FIG. 1 is a schematic explanatory view of a tool interference checking method according to the present invention, FIG. 2 is a block diagram of a system for realizing the present invention, FIG. 3 is a flow chart of processing of the present invention, and FIG. 4 is an offset path calculation method. FIG. 5, FIG. 5 to FIG. 7 are explanatory views of a conventional tool interference check method, and FIG. 8 and FIG. 9 are explanatory drawings when the tool interference check cannot be reliably performed by the conventional method. P _i-1 → ・ ・ → A → B → C → P _i …… The i-th tool tip passage, P _i-1 …… Pick from the (i-1) -th passage to the i-th passage Feed point, P _i ...... Pick feed point from the i-th passage to the next (i + 1) -th passage, Q _i・ ・ ・ Virtual pick feed point, P _i-1 ′ → ・ ・ ・ → A ′ → _{B '→ C' → Q i} '...... i-th tool offset passage, LP ...... loop, TL ...... tool

Claims (2)

[Claims] 1. A tool interference check method for NC data, wherein a tool is moved along a first axis direction and a pick feed is carried out along a second axis direction to perform a numerical control machining of a workpiece.
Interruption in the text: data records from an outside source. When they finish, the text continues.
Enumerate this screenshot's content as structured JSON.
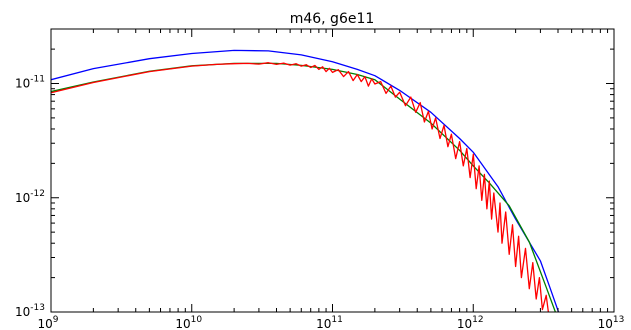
{
  "chart_data": {
    "type": "line",
    "title": "m46, g6e11",
    "xlabel": "",
    "ylabel": "",
    "x_scale": "log",
    "y_scale": "log",
    "xlim": [
      1000000000.0,
      10000000000000.0
    ],
    "ylim": [
      1e-13,
      3e-11
    ],
    "grid": false,
    "x_ticks": [
      {
        "base": "10",
        "exp": "9",
        "value": 1000000000.0
      },
      {
        "base": "10",
        "exp": "10",
        "value": 10000000000.0
      },
      {
        "base": "10",
        "exp": "11",
        "value": 100000000000.0
      },
      {
        "base": "10",
        "exp": "12",
        "value": 1000000000000.0
      },
      {
        "base": "10",
        "exp": "13",
        "value": 10000000000000.0
      }
    ],
    "y_ticks": [
      {
        "base": "10",
        "exp": "-13",
        "value": 1e-13
      },
      {
        "base": "10",
        "exp": "-12",
        "value": 1e-12
      },
      {
        "base": "10",
        "exp": "-11",
        "value": 1e-11
      }
    ],
    "series": [
      {
        "color": "#0000ff",
        "points": [
          [
            1000000000.0,
            1.08e-11
          ],
          [
            2000000000.0,
            1.35e-11
          ],
          [
            5000000000.0,
            1.65e-11
          ],
          [
            10000000000.0,
            1.83e-11
          ],
          [
            20000000000.0,
            1.95e-11
          ],
          [
            35000000000.0,
            1.93e-11
          ],
          [
            60000000000.0,
            1.78e-11
          ],
          [
            100000000000.0,
            1.55e-11
          ],
          [
            150000000000.0,
            1.33e-11
          ],
          [
            200000000000.0,
            1.17e-11
          ],
          [
            300000000000.0,
            8.7e-12
          ],
          [
            500000000000.0,
            5.6e-12
          ],
          [
            800000000000.0,
            3.3e-12
          ],
          [
            1000000000000.0,
            2.5e-12
          ],
          [
            1500000000000.0,
            1.25e-12
          ],
          [
            2000000000000.0,
            6.5e-13
          ],
          [
            3000000000000.0,
            2.8e-13
          ],
          [
            3500000000000.0,
            1.65e-13
          ],
          [
            4300000000000.0,
            8e-14
          ]
        ]
      },
      {
        "color": "#008000",
        "points": [
          [
            1000000000.0,
            8.5e-12
          ],
          [
            2000000000.0,
            1.03e-11
          ],
          [
            5000000000.0,
            1.28e-11
          ],
          [
            10000000000.0,
            1.43e-11
          ],
          [
            20000000000.0,
            1.5e-11
          ],
          [
            40000000000.0,
            1.5e-11
          ],
          [
            60000000000.0,
            1.44e-11
          ],
          [
            100000000000.0,
            1.33e-11
          ],
          [
            150000000000.0,
            1.2e-11
          ],
          [
            200000000000.0,
            1.08e-11
          ],
          [
            300000000000.0,
            7.3e-12
          ],
          [
            500000000000.0,
            4.5e-12
          ],
          [
            800000000000.0,
            2.6e-12
          ],
          [
            1000000000000.0,
            1.9e-12
          ],
          [
            1300000000000.0,
            1.35e-12
          ],
          [
            1800000000000.0,
            8.5e-13
          ],
          [
            2500000000000.0,
            4.1e-13
          ],
          [
            3300000000000.0,
            1.65e-13
          ],
          [
            4100000000000.0,
            8e-14
          ]
        ]
      },
      {
        "color": "#ff0000",
        "points": [
          [
            1000000000.0,
            8.3e-12
          ],
          [
            2000000000.0,
            1.02e-11
          ],
          [
            5000000000.0,
            1.27e-11
          ],
          [
            10000000000.0,
            1.42e-11
          ],
          [
            15000000000.0,
            1.47e-11
          ],
          [
            20000000000.0,
            1.49e-11
          ],
          [
            25000000000.0,
            1.5e-11
          ],
          [
            30000000000.0,
            1.48e-11
          ],
          [
            35000000000.0,
            1.52e-11
          ],
          [
            40000000000.0,
            1.47e-11
          ],
          [
            45000000000.0,
            1.51e-11
          ],
          [
            50000000000.0,
            1.45e-11
          ],
          [
            55000000000.0,
            1.49e-11
          ],
          [
            60000000000.0,
            1.42e-11
          ],
          [
            65000000000.0,
            1.46e-11
          ],
          [
            70000000000.0,
            1.38e-11
          ],
          [
            75000000000.0,
            1.44e-11
          ],
          [
            80000000000.0,
            1.33e-11
          ],
          [
            85000000000.0,
            1.4e-11
          ],
          [
            90000000000.0,
            1.27e-11
          ],
          [
            95000000000.0,
            1.36e-11
          ],
          [
            100000000000.0,
            1.25e-11
          ],
          [
            110000000000.0,
            1.32e-11
          ],
          [
            120000000000.0,
            1.15e-11
          ],
          [
            130000000000.0,
            1.27e-11
          ],
          [
            140000000000.0,
            1.06e-11
          ],
          [
            150000000000.0,
            1.2e-11
          ],
          [
            160000000000.0,
            1.04e-11
          ],
          [
            170000000000.0,
            1.15e-11
          ],
          [
            180000000000.0,
            9.5e-12
          ],
          [
            190000000000.0,
            1.1e-11
          ],
          [
            200000000000.0,
            9.9e-12
          ],
          [
            220000000000.0,
            1.04e-11
          ],
          [
            240000000000.0,
            8.2e-12
          ],
          [
            260000000000.0,
            9.5e-12
          ],
          [
            280000000000.0,
            7.6e-12
          ],
          [
            300000000000.0,
            8.4e-12
          ],
          [
            330000000000.0,
            6.4e-12
          ],
          [
            360000000000.0,
            7.6e-12
          ],
          [
            390000000000.0,
            5.6e-12
          ],
          [
            420000000000.0,
            6.8e-12
          ],
          [
            450000000000.0,
            4.6e-12
          ],
          [
            480000000000.0,
            5.7e-12
          ],
          [
            510000000000.0,
            4e-12
          ],
          [
            540000000000.0,
            5e-12
          ],
          [
            580000000000.0,
            3.3e-12
          ],
          [
            620000000000.0,
            4.3e-12
          ],
          [
            660000000000.0,
            2.8e-12
          ],
          [
            700000000000.0,
            3.6e-12
          ],
          [
            750000000000.0,
            2.2e-12
          ],
          [
            800000000000.0,
            3.1e-12
          ],
          [
            850000000000.0,
            1.9e-12
          ],
          [
            900000000000.0,
            2.7e-12
          ],
          [
            950000000000.0,
            1.5e-12
          ],
          [
            1000000000000.0,
            2.4e-12
          ],
          [
            1050000000000.0,
            1.2e-12
          ],
          [
            1100000000000.0,
            1.9e-12
          ],
          [
            1150000000000.0,
            9.5e-13
          ],
          [
            1200000000000.0,
            1.6e-12
          ],
          [
            1250000000000.0,
            8e-13
          ],
          [
            1300000000000.0,
            1.4e-12
          ],
          [
            1350000000000.0,
            6.5e-13
          ],
          [
            1400000000000.0,
            1.1e-12
          ],
          [
            1500000000000.0,
            5e-13
          ],
          [
            1550000000000.0,
            9e-13
          ],
          [
            1600000000000.0,
            4e-13
          ],
          [
            1700000000000.0,
            7.5e-13
          ],
          [
            1800000000000.0,
            3.2e-13
          ],
          [
            1900000000000.0,
            5.8e-13
          ],
          [
            2000000000000.0,
            2.5e-13
          ],
          [
            2100000000000.0,
            4.6e-13
          ],
          [
            2200000000000.0,
            2e-13
          ],
          [
            2350000000000.0,
            3.6e-13
          ],
          [
            2500000000000.0,
            1.6e-13
          ],
          [
            2650000000000.0,
            2.7e-13
          ],
          [
            2800000000000.0,
            1.3e-13
          ],
          [
            2950000000000.0,
            2e-13
          ],
          [
            3100000000000.0,
            1.05e-13
          ],
          [
            3300000000000.0,
            1.4e-13
          ],
          [
            3500000000000.0,
            8e-14
          ]
        ]
      }
    ]
  }
}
When a virtual pick feed point is set at a position separated by a predetermined amount in the direction, a tool offset path is determined as if pick feed is performed at the virtual pick feed point, and it is checked whether the tool offset path intersects. Is a tool interference check method characterized by determining that a tool interferes. 2. The tool interference checking method according to claim 1, wherein the predetermined amount is a tool radius.